Very easily DA, when you go on dates, right on the first date, playfully, using humor, you open your mouth and say it very clear “I’m not dating so I can have someone to go out with, I have girlfriends for that. I am dating to settled down, with marriage in mind. I’m not saying you are it but I can tell you that I do not do hooking up. Men looking for a hook up, will not find it here”, then smile gracefully and see what he says. Also, worth mentioning during drinks is that “you only sleep with boyfriends, fiancés and husbands”, that will put him on notice that you are not a “good time” girl.

Continue to be polite, cute and adorable during the date, nothing too heavy and at the end of the date, go home … ALONE! You will have your answer in a few days if your date is a “good time Charlie” or if he’s actually looking for a keeper-kind-of-girl. And stick to it, if you hold yourself in high regard, men will do too.

You also told me you slept with all of them. That’s bad for “business” if your intention is to get married. Clearly theirs wasn’t. The truth is, what real men don’t work hard for, they don’t value.
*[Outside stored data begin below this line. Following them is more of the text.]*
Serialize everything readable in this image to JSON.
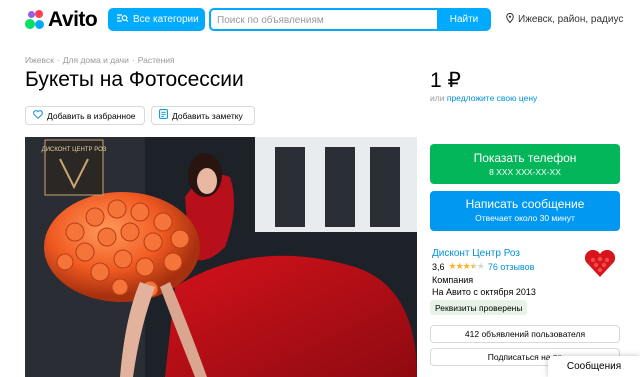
{
  "header": {
    "logo_text": "Avito",
    "categories_label": "Все категории",
    "search_placeholder": "Поиск по объявлениям",
    "search_value": "",
    "find_label": "Найти",
    "location_label": "Ижевск, район, радиус"
  },
  "breadcrumbs": [
    "Ижевск",
    "Для дома и дачи",
    "Растения"
  ],
  "listing": {
    "title": "Букеты на Фотосессии",
    "price": "1 ₽",
    "price_prefix": "или",
    "price_link": "предложите свою цену",
    "favorite_label": "Добавить в избранное",
    "note_label": "Добавить заметку",
    "photo_watermark": "ДИСКОНТ ЦЕНТР РОЗ"
  },
  "actions": {
    "phone_label": "Показать телефон",
    "phone_masked": "8 XXX XXX-XX-XX",
    "message_label": "Написать сообщение",
    "message_sub": "Отвечает около 30 минут"
  },
  "seller": {
    "name": "Дисконт Центр Роз",
    "rating": "3,6",
    "stars_filled": 3.5,
    "stars_total": 5,
    "reviews": "76 отзывов",
    "type": "Компания",
    "since": "На Авито с октября 2013",
    "verified": "Реквизиты проверены",
    "ads_count": "412 объявлений пользователя",
    "subscribe": "Подписаться на пр"
  },
  "messages_tab": "Сообщения",
  "colors": {
    "accent": "#00aaff",
    "phone_button": "#04b65a",
    "message_button": "#0098f0",
    "link": "#0091d9",
    "stars": "#ffb021"
  }
}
You don’t sleep with a guy if he hasn’t given you commitment and acknowledgment as his “woman/girlfriend” unless you’re horny and all you want is to have fun which is fine by me, if that’s your intentions. I personally would rather satisfy my own urges …. you know what I mean? It’s essential, it’s like having my own car, I don’t have to rely on others to go where I want to go and have fun, besides it’s much safer, I’m on the driver seat.

You see, even though men say out loud that they don’t mind that the women sleep around, privately, I was told otherwise, one man said it best “Feminism was the best thing that ever happened to men. Today we can have all the sex we want with them, without having to commit to them”. I was livid when I heard that but I had no argument. Being readily available to have sex at anytime, have made men crass about women, they don’t value us as much, they no longer put us on a pedestal because we made it too easy for them, by being easily accessible for them when they want to “play”.
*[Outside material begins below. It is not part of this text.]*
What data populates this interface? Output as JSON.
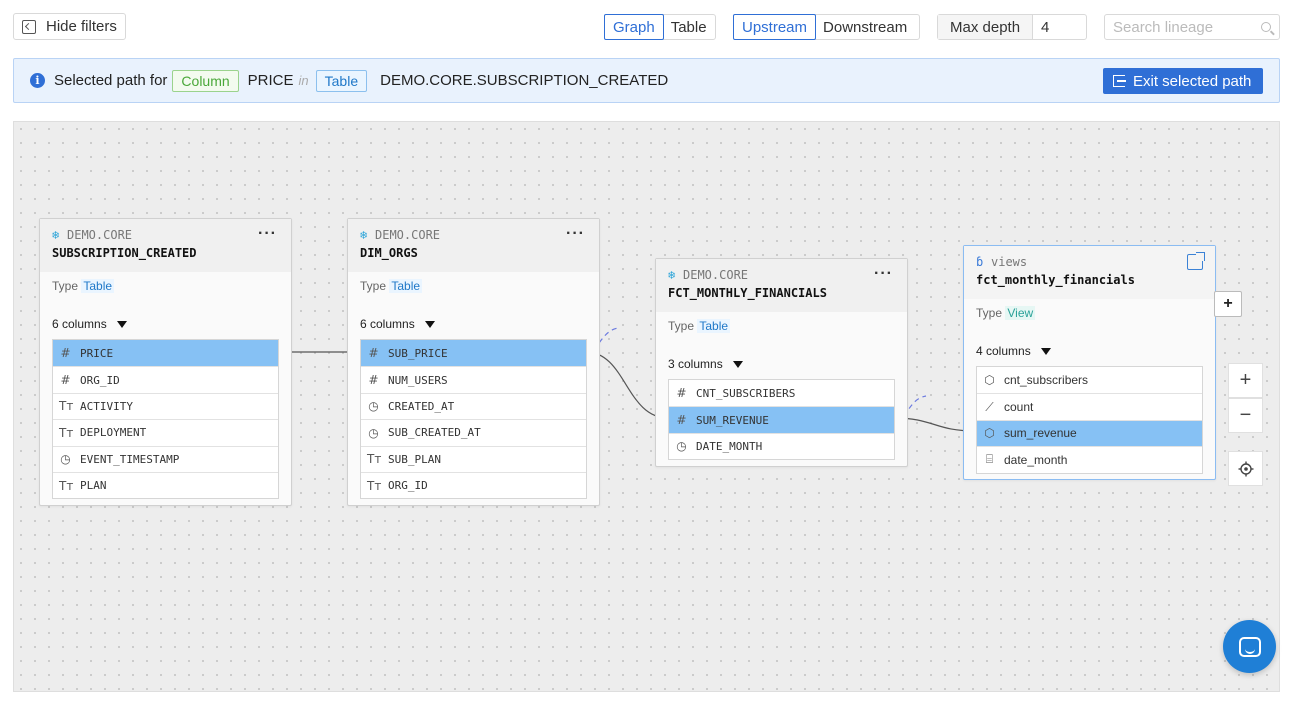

There are wonderful men out there and you will find the one who’s going to be the love of your life if you become smarter in weeding out the “players” from the true gems. Patience is a must and I promise you if you explain right in the beginning your intentions, the ones who are serious will call you back and the ones who are not serious, won’t because they will have other women who will be much easier for them to have fun with.

For your friends who will tell you “if you make your intentions about marriage known right in the beginning, you may scary off a guy who may be interested” – WRONG! I’ll tell you this: a man who is interested will not run away because you gave him information. If he is scared and will not call you back because he may think that you are “too intense”, I’ll say, pray he doesn’t ever call you because you need a man who’s made of sturdier stuff, one who can handle life not a spineless wimp. Good luck!!